Does there exists a sequence $b_n$, s.t. $\lim b_n = 0$ and for every divergent series $\sum a_n$, The series $\sum a_n b_n$ also diverges? I am trying to detemine whether the following statement is true or false:

Does there exists a positive sequence $b_n$, s.t. $\lim b_n = 0$ and for any positive
divergent series $\sum a_n$, The series $\sum a_n b_n$ also diverges?

At first I believed the statement is false, Because it does make sense to me that we can always find a divergent series $\sum a_n$ such that $a_n$ will need a "little enough push" so that the series will do converge.
when looking at some very slow growing sequences such as $b_n =1/ \ln\ln\ln\ln\ln(n)$, I was not able to find such $a_n$.

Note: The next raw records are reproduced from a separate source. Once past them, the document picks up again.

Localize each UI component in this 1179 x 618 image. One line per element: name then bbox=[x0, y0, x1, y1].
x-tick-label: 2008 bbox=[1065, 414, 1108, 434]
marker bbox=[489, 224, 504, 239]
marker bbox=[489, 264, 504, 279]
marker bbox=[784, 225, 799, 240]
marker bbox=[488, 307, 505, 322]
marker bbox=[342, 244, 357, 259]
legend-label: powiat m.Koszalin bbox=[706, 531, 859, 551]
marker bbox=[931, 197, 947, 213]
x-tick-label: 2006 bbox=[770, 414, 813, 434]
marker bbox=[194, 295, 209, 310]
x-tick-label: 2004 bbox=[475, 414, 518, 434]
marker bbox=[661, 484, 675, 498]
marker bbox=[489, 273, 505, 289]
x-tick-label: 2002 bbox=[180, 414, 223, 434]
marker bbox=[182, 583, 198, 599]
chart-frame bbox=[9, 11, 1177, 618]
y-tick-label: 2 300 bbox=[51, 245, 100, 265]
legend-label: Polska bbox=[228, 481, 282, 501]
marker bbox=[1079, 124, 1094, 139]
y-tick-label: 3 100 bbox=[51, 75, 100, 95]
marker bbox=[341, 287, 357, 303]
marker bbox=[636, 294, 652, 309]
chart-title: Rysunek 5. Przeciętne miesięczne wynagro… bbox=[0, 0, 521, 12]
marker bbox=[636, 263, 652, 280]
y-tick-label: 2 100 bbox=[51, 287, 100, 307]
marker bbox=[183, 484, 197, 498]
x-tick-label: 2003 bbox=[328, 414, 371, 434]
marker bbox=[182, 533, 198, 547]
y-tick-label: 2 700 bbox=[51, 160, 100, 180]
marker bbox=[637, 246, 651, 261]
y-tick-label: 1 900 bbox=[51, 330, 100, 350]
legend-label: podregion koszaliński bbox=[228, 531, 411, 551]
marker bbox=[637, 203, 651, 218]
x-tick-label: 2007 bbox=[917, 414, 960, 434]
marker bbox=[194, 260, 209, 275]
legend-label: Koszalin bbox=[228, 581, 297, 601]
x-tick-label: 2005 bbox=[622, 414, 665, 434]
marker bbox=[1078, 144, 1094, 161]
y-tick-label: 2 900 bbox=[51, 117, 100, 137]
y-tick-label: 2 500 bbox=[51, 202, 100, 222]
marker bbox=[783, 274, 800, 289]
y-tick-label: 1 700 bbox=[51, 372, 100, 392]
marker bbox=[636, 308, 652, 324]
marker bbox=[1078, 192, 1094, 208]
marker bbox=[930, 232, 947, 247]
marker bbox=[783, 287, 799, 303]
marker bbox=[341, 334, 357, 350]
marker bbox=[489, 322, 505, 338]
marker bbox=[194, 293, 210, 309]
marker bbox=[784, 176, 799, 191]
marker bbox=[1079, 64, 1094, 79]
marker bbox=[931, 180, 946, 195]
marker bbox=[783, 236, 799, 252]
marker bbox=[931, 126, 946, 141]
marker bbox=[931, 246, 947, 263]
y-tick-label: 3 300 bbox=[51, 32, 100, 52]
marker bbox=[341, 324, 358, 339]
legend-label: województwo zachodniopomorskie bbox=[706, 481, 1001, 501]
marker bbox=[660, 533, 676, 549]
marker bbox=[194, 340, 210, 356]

So the question is, Is it possible to find such $b_n$ which converge to $0$ slow enough?
Any hints will be appericiated.
 A: The answer is no. Let $\{b_n\}$ be a sequence with $\lim_{n\to\infty} b_n=0$; we need to construct a sequence $\{a_n\}$ such that $\sum_{n=1}^\infty a_n$ diverges yet $\sum_{n=1}^\infty a_nb_n$ converges. We may assume that infinitely many of the $b_n$ are nonzero (or else any divergent series $\sum_{n=1}^\infty a_n$ will suffice).
We will use the fact that for any positive number $x$ there is a unique integer $k$ such that $2^{-k} \le x < 2^{1-k}$. Let $N_k$ be the set of positive integers $n$ such that $2^{-k} \le |b_n| < 2^{1-k}$; this set is finite since $\lim_{n\to\infty} b_n=0$. Moreover, there exists some integer $K$ such that $N_k=\emptyset$ for all $k<K$, since $\{b_n\}$ is bounded.
For every $n$, define $a_n=0$ if $b_n=0$ and otherwise
$$
a_n = \frac1{\#N_k} \text{ if } 2^{-k} \le |b_n| < 2^{1-k}.
$$
In particular, $\{a_n\}$ is nonnegative and therefore we may evaluate the series $\sum_{n=1}^\infty a_n$ in any order. Since
$$
\sum_{n\in N_k} a_n = \sum_{n\in N_k} \frac1{\#N_k} = 1,
$$
and there must be infinitely many $k$ such that $N_k\ne\emptyset$ (here we use the assumption that infinitely many of the $b_n$ are nonzero), the series $\sum_{n=1}^\infty a_n$ is larger than the sum of infinitely many $1$s and thus diverges.
On the other hand, we can show that $\sum_{n=1}^\infty a_nb_n$ converges absolutely. Again we can evaluate $\sum_{n=1}^\infty |a_nb_n|$ in any order, and we may ignore any terms for which $b_n=0$. The resulting series can be written as
$$
\sum_{k\ge K} \sum_{n\in N_k} |a_nb_n| = \sum_{k\ge K} \sum_{n\in N_k} \frac1{\#N_k}|b_n| < \sum_{k\ge K} \sum_{n\in N_k} \frac1{\#N_k} 2^{1-k} = \sum_{k\ge K} 2^{1-k} = 2^{2-K}
$$
by the geometric series formula, and thus $\sum_{n=1}^\infty |a_nb_n|$ converges by the comparison test.